Matthews became fascinated by the story of the "Tent Girl" when he heard about it in 1987, and began collecting information about the unsolved case. "I have a brother and a sister who have both died, and the first thing that crossed by mind when I found out about the Tent Girl, was that she's somebody's sister too, and her family probably haven't any idea whether she's even dead or alive" Matthews has said.

In 1997 Matthews began using Internet technology to cross-reference the "Tent Girl's" physical characteristics with missing persons' descriptions, and it was at that time that his search began to get results.
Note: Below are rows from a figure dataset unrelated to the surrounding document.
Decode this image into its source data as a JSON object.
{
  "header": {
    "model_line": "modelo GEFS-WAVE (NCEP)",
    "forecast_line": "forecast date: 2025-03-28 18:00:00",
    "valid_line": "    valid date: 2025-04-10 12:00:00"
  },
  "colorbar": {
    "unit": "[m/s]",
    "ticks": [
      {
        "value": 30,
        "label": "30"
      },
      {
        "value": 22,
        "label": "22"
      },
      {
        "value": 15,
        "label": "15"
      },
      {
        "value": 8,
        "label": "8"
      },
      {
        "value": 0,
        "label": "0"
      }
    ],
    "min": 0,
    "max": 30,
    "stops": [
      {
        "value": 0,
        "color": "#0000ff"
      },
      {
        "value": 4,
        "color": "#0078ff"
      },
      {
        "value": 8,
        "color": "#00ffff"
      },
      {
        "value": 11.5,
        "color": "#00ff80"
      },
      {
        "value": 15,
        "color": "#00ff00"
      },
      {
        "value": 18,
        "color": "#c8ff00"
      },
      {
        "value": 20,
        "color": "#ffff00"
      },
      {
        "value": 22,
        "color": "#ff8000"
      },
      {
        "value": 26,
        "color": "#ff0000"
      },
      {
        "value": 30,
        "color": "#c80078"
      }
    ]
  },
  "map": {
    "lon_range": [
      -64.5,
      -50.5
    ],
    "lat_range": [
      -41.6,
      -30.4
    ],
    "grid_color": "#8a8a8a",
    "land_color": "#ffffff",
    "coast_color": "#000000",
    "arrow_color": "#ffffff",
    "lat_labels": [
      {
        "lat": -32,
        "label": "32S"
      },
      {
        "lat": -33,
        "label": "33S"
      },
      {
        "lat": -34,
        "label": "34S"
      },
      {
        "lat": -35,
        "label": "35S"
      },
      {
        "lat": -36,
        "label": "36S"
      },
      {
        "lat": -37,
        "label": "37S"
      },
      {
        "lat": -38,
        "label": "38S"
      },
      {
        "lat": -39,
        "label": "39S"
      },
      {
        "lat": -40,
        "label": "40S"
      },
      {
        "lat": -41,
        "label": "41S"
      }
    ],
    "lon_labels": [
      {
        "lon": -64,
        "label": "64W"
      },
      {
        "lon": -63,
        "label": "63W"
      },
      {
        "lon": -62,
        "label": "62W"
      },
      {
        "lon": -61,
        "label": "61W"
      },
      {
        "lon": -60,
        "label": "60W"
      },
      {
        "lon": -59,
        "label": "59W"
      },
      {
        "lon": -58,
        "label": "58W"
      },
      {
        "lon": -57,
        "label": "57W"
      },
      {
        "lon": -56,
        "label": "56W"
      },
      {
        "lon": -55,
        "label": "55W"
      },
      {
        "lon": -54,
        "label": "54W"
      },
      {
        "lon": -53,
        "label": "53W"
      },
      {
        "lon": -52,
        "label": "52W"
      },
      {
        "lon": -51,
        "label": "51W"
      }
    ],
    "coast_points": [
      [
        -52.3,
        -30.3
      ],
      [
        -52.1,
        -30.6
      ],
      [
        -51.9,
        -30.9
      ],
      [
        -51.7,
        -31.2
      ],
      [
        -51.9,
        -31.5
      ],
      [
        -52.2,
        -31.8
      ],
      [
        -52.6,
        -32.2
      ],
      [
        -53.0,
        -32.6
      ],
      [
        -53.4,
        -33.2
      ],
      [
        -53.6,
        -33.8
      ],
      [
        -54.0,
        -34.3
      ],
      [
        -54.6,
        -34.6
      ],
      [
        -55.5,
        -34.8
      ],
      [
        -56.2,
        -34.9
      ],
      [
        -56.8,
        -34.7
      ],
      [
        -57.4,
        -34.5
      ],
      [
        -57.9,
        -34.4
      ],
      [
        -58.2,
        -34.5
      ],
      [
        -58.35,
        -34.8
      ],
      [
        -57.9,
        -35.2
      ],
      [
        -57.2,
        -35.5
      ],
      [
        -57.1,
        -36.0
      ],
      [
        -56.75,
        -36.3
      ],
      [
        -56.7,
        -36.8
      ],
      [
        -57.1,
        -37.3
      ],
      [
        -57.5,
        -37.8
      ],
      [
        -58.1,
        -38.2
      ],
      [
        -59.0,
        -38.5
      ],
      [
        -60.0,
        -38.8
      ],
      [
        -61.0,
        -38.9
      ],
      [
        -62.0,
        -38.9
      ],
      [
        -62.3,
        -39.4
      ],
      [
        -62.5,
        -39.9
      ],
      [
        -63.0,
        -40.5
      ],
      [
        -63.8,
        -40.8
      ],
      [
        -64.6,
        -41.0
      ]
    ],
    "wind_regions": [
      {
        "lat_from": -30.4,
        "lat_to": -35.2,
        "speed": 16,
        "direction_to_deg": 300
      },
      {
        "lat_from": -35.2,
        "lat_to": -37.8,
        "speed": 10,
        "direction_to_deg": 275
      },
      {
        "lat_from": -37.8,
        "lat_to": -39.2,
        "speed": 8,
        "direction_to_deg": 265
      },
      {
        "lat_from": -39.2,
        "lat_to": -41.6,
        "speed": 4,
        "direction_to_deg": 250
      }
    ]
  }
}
Matthews had found enough information on the Internet to lead him to believe that the "Tent Girl's" real name was actually Barbara Ann Hackman Taylor. A forensic test that matched the "Tent Girl's" DNA with the DNA of Taylor's sister confirmed his belief.
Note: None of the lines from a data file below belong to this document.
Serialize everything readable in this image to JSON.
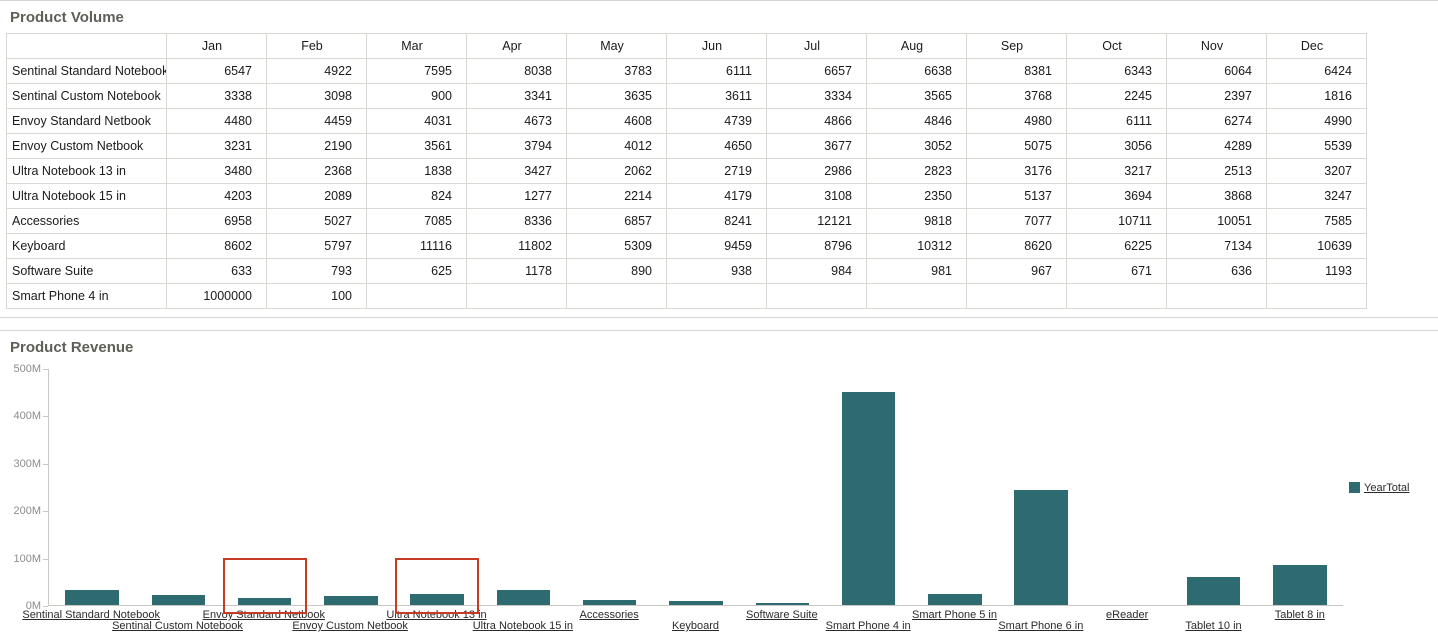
{
  "product_volume": {
    "title": "Product Volume",
    "columns": [
      "Jan",
      "Feb",
      "Mar",
      "Apr",
      "May",
      "Jun",
      "Jul",
      "Aug",
      "Sep",
      "Oct",
      "Nov",
      "Dec"
    ],
    "rows": [
      {
        "label": "Sentinal Standard Notebook",
        "values": [
          "6547",
          "4922",
          "7595",
          "8038",
          "3783",
          "6111",
          "6657",
          "6638",
          "8381",
          "6343",
          "6064",
          "6424"
        ]
      },
      {
        "label": "Sentinal Custom Notebook",
        "values": [
          "3338",
          "3098",
          "900",
          "3341",
          "3635",
          "3611",
          "3334",
          "3565",
          "3768",
          "2245",
          "2397",
          "1816"
        ]
      },
      {
        "label": "Envoy Standard Netbook",
        "values": [
          "4480",
          "4459",
          "4031",
          "4673",
          "4608",
          "4739",
          "4866",
          "4846",
          "4980",
          "6111",
          "6274",
          "4990"
        ]
      },
      {
        "label": "Envoy Custom Netbook",
        "values": [
          "3231",
          "2190",
          "3561",
          "3794",
          "4012",
          "4650",
          "3677",
          "3052",
          "5075",
          "3056",
          "4289",
          "5539"
        ]
      },
      {
        "label": "Ultra Notebook 13 in",
        "values": [
          "3480",
          "2368",
          "1838",
          "3427",
          "2062",
          "2719",
          "2986",
          "2823",
          "3176",
          "3217",
          "2513",
          "3207"
        ]
      },
      {
        "label": "Ultra Notebook 15 in",
        "values": [
          "4203",
          "2089",
          "824",
          "1277",
          "2214",
          "4179",
          "3108",
          "2350",
          "5137",
          "3694",
          "3868",
          "3247"
        ]
      },
      {
        "label": "Accessories",
        "values": [
          "6958",
          "5027",
          "7085",
          "8336",
          "6857",
          "8241",
          "12121",
          "9818",
          "7077",
          "10711",
          "10051",
          "7585"
        ]
      },
      {
        "label": "Keyboard",
        "values": [
          "8602",
          "5797",
          "11116",
          "11802",
          "5309",
          "9459",
          "8796",
          "10312",
          "8620",
          "6225",
          "7134",
          "10639"
        ]
      },
      {
        "label": "Software Suite",
        "values": [
          "633",
          "793",
          "625",
          "1178",
          "890",
          "938",
          "984",
          "981",
          "967",
          "671",
          "636",
          "1193"
        ]
      },
      {
        "label": "Smart Phone 4 in",
        "values": [
          "1000000",
          "100",
          "",
          "",
          "",
          "",
          "",
          "",
          "",
          "",
          "",
          ""
        ]
      }
    ]
  },
  "product_revenue": {
    "title": "Product Revenue",
    "legend": "YearTotal",
    "bar_color": "#2e6b70",
    "highlight_color": "#c63b24"
  },
  "chart_data": {
    "type": "bar",
    "title": "Product Revenue",
    "categories": [
      "Sentinal Standard Notebook",
      "Sentinal Custom Notebook",
      "Envoy Standard Netbook",
      "Envoy Custom Netbook",
      "Ultra Notebook 13 in",
      "Ultra Notebook 15 in",
      "Accessories",
      "Keyboard",
      "Software Suite",
      "Smart Phone 4 in",
      "Smart Phone 5 in",
      "Smart Phone 6 in",
      "eReader",
      "Tablet 10 in",
      "Tablet 8 in"
    ],
    "series": [
      {
        "name": "YearTotal",
        "values_millions": [
          32,
          21,
          15,
          19,
          23,
          32,
          11,
          9,
          4,
          449,
          23,
          243,
          0,
          60,
          85
        ]
      }
    ],
    "y_tick_labels": [
      "0M",
      "100M",
      "200M",
      "300M",
      "400M",
      "500M"
    ],
    "ylim_millions": [
      0,
      500
    ],
    "legend_position": "right",
    "grid": false,
    "highlighted_categories": [
      "Envoy Standard Netbook",
      "Ultra Notebook 13 in"
    ]
  }
}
But that experience is only the beginning of Matthews's efforts to try to help locate missing and unidentified people. Matthews helped to advocate a federal law that would make it mandatory for state governments to report descriptions of all unidentified people, both living and dead, to the Federal Bureau of Investigation's National Crime Information Center.
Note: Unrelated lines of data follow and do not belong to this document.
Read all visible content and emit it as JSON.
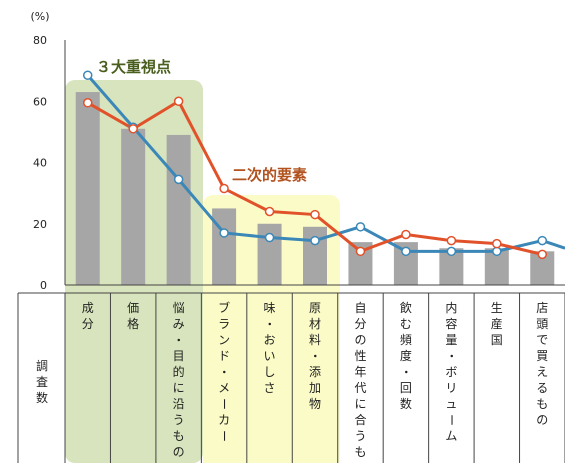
{
  "chart_data": {
    "type": "bar+line",
    "y_unit": "(%)",
    "ylim": [
      0,
      80
    ],
    "yticks": [
      0,
      20,
      40,
      60,
      80
    ],
    "categories": [
      "成分",
      "価格",
      "悩み・目的に沿うもの",
      "ブランド・メーカー",
      "味・おいしさ",
      "原材料・添加物",
      "自分の性年代に合うもの",
      "飲む頻度・回数",
      "内容量・ボリューム",
      "生産国",
      "店頭で買えるもの"
    ],
    "row_header": "調査数",
    "series": [
      {
        "type": "bar",
        "color": "#a6a6a6",
        "values": [
          63,
          51,
          49,
          25,
          20,
          19,
          14,
          14,
          12,
          12,
          11
        ]
      },
      {
        "type": "line",
        "color": "#3a87b8",
        "values": [
          68.5,
          51.5,
          34.5,
          17,
          15.5,
          14.5,
          19,
          11,
          11,
          11,
          14.5
        ]
      },
      {
        "type": "line",
        "color": "#e2522a",
        "values": [
          59.5,
          51,
          60,
          31.5,
          24,
          23,
          11,
          16.5,
          14.5,
          13.5,
          10
        ]
      }
    ],
    "extra_point": {
      "series": 1,
      "value": 12,
      "position": "right-edge"
    },
    "annotations": [
      {
        "text": "３大重視点",
        "color": "#4a5e1e",
        "group": [
          0,
          2
        ],
        "highlight": "#d7e4bd"
      },
      {
        "text": "二次的要素",
        "color": "#b2521f",
        "group": [
          3,
          5
        ],
        "highlight": "#fbfbc8"
      }
    ]
  }
}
The law, which was passed in June 1999, was called Jennifer's Law, in honour of Jennifer, the daughter of Susan Wilmer, who has been missing from California since 1993. During her search for her daughter, Wilmer had spoken to someone who suggested that it might be a possibility that her daughter had been found deceased, and buried as an unidentified person, much like the "Tent Girl" had been. This prompted Ms. Wilmer to suggest the proposed law. Although the NCIC keeps computerized lists of both missing and unidentified people, it is not mandatory for state and local law enforcement agencies to report their findings to the centre. "While the missing persons file is widely utilized by local law enforcement agencies, very few of these same agencies utilize the unidentified person file", reports Wilmer.

"There is a large discrepancy in the number of missing persons and the number of unidentified persons described on the NCIC lists. That's because the NCIC computer automatically cross-references its descriptions of missing persons with its descriptions of unidentified persons once every day in order to locate possible matches ", Matthews says. "It's estimated, however, that now that Jennifer's Law has passed, it becomes mandatory for state-level law enforcement agencies to report the unidentified people they find, and then thousands of people can be located and identified just with the data currently available to be registered", Matthews concluded.

The family of Angela Parks wants to be able to exhume her remains, and have it taken back to rest beside her mother in Bowling Green, Kentucky. Matthews says that exhuming a body is an expensive undertaking, and he also says he has to brush up on the laws of Texas regarding exhuming the body. Her two children, a son Andrew 14, and a daughter Laura 8, who have lived with their great-aunt Joyce Thomason since Ms. Parks' disappearance, survive Ms.Parks.

The people at the Doe Network are working really hard to identify the unidentified, and locate the missing, so that more families will have closure in their lives. This is one area of the Internet that you are sure to hear about often.

Their diligence is out-standing. Good work to all on the Doe Network and ColdCases!